During this lab period, you should be able to finish your proposed mapping experiment, and determine what region of the X chromosome each of your mutations maps to.

1) Anesthetize the flies in the vials that you set up crosses in during Lab Session 3. These flies, the progeny of the crosses you set up during Lab Session 3, are the F₄ generation. Examine all of the flies. Separate the males from the females, and discard the females. You will focus this analysis on the F₄ males only.

2) Pick three mutations to focus your attention on . These three mutations must include your newly-isolated mutation and two of the mutations on the multiply-marked X-chromosome. You can now consider your study a three-point cross, as described on pages 156-167 of the textbook Griffiths et al. (2002) Modern Genetic Analysis, 2^nd Edition. New York, W.H. Freeman and Company. Your first job will be to determine the phenotype (mutant or wild-type) of each of the F₄ males with respect to the three mutations you are considering. You can then figure out the numbers of F₄ males that are parental-type and recombinant-type with respect to each of the three mutations.
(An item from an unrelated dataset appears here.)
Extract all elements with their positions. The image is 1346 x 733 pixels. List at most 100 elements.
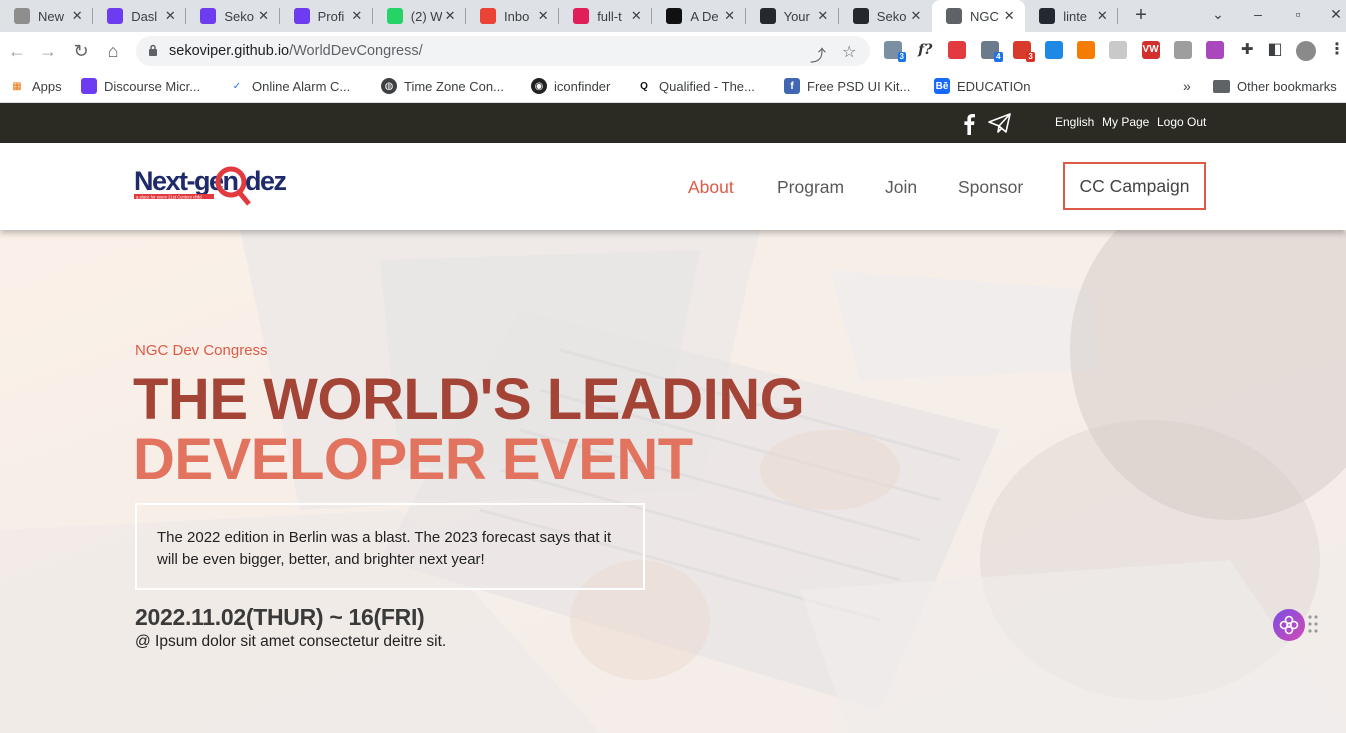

3) After scoring all of the F₄ males for phenotype, determine which class of progeny represent the double cross-overs. Determine the number of single cross-overs that occurred between each of the three mutations. With these numbers, you should be able to map the three mutations relative to one another. Since you know the map positions of two of the mutations, you should be able to determine a map position for your newly-isolated mutation.

4) Draw a map of the X-chromosome showing the map positions of your newly-isolated mutation and the two other mutations you used.